Si fa sempre più concreto e minaccioso lo spettro di un’emergenza depuratore a Taormina e Giardini Naxos nella stagione estiva che ormai incombe. A denunciare, più di una volta, la “situazione critica” è stato ieri il presidente del Consorzio Rete Fognante, Andrea Raneri che ha fornito i dati aggiornati delle quote arretrate che l’ente comprensoriale per la depurazione delle acque attende dai Comuni di Taormina, Naxos, Letojanni e Castelmola. «Al momento mancano nelle casse del Consorzio soprattutto Un milione e mezzo di euro dal Comune di Giardini – evidenzia Raneri – e per il resto anche 600 mila euro dal Comune di Taormina, 400 mila euro da Castelmola e 250 mila da Letojanni. Nel complesso continuiamo ad attendere invano 2 milioni e 800 mila euro circa ed è una sofferenza che rischia da qui a breve di metterci in enorme difficoltà perché siamo in debito di Un milione 300 mila euro con Enel, che minaccia di sospendere la fornitura elettrica e di 200 mila euro con la ditta che si occupa del trattamento e smaltimento dei fanghi e dell’altra ditta che si occupava, a sua volta, in precedenza di quest’ultimo servizio e ci ha sollecitato il pagamento di somme pregresse per 400 mila euro».
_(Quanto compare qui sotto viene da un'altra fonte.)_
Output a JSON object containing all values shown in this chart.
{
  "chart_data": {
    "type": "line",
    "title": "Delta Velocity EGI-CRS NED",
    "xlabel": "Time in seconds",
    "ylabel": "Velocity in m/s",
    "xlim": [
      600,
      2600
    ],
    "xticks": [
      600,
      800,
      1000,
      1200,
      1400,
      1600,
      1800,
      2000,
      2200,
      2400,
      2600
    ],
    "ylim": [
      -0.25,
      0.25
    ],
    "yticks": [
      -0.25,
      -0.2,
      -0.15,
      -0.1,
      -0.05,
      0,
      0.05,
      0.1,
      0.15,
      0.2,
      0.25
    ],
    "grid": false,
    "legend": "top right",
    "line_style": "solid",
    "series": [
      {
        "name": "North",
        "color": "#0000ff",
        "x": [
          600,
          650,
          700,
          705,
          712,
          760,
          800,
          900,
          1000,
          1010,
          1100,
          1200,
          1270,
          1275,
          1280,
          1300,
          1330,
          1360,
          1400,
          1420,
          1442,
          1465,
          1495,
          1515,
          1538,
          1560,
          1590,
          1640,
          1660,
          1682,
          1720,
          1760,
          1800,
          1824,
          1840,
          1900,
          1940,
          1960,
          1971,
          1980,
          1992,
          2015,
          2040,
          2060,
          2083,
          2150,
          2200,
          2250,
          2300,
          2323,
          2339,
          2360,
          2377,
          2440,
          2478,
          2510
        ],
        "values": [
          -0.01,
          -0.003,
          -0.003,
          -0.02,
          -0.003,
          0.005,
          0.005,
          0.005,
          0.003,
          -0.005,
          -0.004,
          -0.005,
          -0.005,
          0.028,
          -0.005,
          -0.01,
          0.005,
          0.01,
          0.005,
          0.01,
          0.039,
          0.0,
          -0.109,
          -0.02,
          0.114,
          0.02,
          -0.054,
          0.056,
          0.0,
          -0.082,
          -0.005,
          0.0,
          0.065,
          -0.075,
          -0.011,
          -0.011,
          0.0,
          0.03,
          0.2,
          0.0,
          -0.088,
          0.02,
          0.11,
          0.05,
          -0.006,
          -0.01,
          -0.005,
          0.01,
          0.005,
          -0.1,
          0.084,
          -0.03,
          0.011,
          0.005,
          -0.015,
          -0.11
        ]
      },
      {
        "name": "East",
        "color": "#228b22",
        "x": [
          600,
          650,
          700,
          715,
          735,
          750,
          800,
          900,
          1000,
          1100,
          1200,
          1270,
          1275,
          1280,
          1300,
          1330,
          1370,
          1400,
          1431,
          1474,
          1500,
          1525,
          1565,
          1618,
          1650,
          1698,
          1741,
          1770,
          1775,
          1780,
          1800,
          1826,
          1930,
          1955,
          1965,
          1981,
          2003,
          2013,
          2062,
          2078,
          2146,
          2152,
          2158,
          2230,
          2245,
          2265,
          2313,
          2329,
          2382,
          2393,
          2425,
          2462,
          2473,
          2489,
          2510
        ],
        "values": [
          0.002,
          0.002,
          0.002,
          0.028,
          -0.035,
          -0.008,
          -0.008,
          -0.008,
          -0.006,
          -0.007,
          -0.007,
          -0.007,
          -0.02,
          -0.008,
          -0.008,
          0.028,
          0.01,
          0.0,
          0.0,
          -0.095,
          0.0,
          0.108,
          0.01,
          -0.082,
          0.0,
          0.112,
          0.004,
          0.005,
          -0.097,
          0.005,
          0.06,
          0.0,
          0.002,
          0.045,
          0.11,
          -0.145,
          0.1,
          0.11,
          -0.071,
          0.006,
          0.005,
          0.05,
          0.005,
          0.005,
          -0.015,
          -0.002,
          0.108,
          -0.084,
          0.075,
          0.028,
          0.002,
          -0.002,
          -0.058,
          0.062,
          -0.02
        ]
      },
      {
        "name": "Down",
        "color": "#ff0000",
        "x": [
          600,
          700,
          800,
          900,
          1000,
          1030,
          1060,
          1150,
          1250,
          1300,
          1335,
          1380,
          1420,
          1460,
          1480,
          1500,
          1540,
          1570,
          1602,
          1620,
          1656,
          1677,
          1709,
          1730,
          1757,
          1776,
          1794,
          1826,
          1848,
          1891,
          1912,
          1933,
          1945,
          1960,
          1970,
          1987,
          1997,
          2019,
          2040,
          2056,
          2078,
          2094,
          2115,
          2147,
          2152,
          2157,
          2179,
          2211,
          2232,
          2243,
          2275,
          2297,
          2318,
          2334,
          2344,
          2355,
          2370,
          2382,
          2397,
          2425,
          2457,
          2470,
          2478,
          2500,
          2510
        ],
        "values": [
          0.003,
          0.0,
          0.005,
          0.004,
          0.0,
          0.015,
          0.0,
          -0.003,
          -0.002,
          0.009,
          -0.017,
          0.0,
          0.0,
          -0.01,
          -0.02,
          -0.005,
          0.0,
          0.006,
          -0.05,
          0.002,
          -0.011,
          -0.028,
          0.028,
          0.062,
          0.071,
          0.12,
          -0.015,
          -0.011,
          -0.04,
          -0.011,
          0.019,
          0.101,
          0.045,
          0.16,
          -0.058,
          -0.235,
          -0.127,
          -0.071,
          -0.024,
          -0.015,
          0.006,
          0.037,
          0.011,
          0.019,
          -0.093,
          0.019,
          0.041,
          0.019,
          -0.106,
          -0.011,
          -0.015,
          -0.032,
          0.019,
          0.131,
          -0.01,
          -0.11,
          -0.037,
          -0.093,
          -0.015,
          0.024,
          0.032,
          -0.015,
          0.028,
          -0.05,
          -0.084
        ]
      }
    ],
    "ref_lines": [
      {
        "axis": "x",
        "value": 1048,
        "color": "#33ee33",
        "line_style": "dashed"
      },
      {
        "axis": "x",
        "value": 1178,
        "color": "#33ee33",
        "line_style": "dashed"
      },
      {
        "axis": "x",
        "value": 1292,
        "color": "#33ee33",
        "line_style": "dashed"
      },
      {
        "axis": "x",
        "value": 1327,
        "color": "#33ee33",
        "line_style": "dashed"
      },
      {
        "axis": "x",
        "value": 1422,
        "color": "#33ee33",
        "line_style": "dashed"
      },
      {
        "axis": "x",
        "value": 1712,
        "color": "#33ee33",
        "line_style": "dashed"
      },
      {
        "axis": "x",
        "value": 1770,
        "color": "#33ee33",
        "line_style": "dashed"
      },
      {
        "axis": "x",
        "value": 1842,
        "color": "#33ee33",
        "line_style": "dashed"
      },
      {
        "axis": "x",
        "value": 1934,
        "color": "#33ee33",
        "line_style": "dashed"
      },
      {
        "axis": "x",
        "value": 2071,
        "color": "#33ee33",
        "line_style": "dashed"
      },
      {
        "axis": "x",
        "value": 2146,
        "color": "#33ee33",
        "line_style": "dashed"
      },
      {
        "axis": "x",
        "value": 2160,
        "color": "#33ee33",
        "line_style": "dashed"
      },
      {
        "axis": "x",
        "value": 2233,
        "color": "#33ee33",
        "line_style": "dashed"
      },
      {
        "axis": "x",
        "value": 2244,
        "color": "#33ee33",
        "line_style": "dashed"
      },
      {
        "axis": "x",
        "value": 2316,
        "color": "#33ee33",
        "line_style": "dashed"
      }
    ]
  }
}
Impianti monitorati con attenzione. «I nostri impianti sinora sono andati avanti bene, senza particolari difficoltà e li monitoriamo ogni giorno con attenzione ma con tutte queste somme che non ci vengono versate dai quattro Comuni, e di riflesso con le pendenze che dobbiamo saldare a fronte dell’assenza di liquidità per farlo, diventa complicato andare avanti. Siamo in presenza di un lavoro che va considerato come un ciclo che si compone di tante fasi, un po’ come una catena di montaggio. Se si ferma un pezzo o una parte di questa catena si rischia di creare un disservizio nel nostro territorio che è il primo polo turistico siciliano».

Lo spettro dell’emergenza. Il rischio, insomma, da scongiurare è quello di qualche problema improvviso agli impianti di Giardini e Letojanni, che determinerebbe poi la presenza di liquami in mare in piena estate. «Anche in occasione del recente G7 abbiamo monitorato giorno e notte gli impianti – ha evidenziato Raneri – per evitare qualsiasi tipo di problema. Il nostro impegno, però, se non accompagnato anche da quello altrui non può bastare». «Il bilancio del Consorzio – conclude Raneri – per altro va chiuso in pareggio, mentre i debiti si accumulano a causa dei mancati trasferimenti. I sindaci sono al corrente della situazione sin da quando hanno condiviso la gestione in house del Consorzio. Purtroppo la cosa più preoccupante è che sinora non trovo riscontro serio nelle mie richieste di supporto all’ente».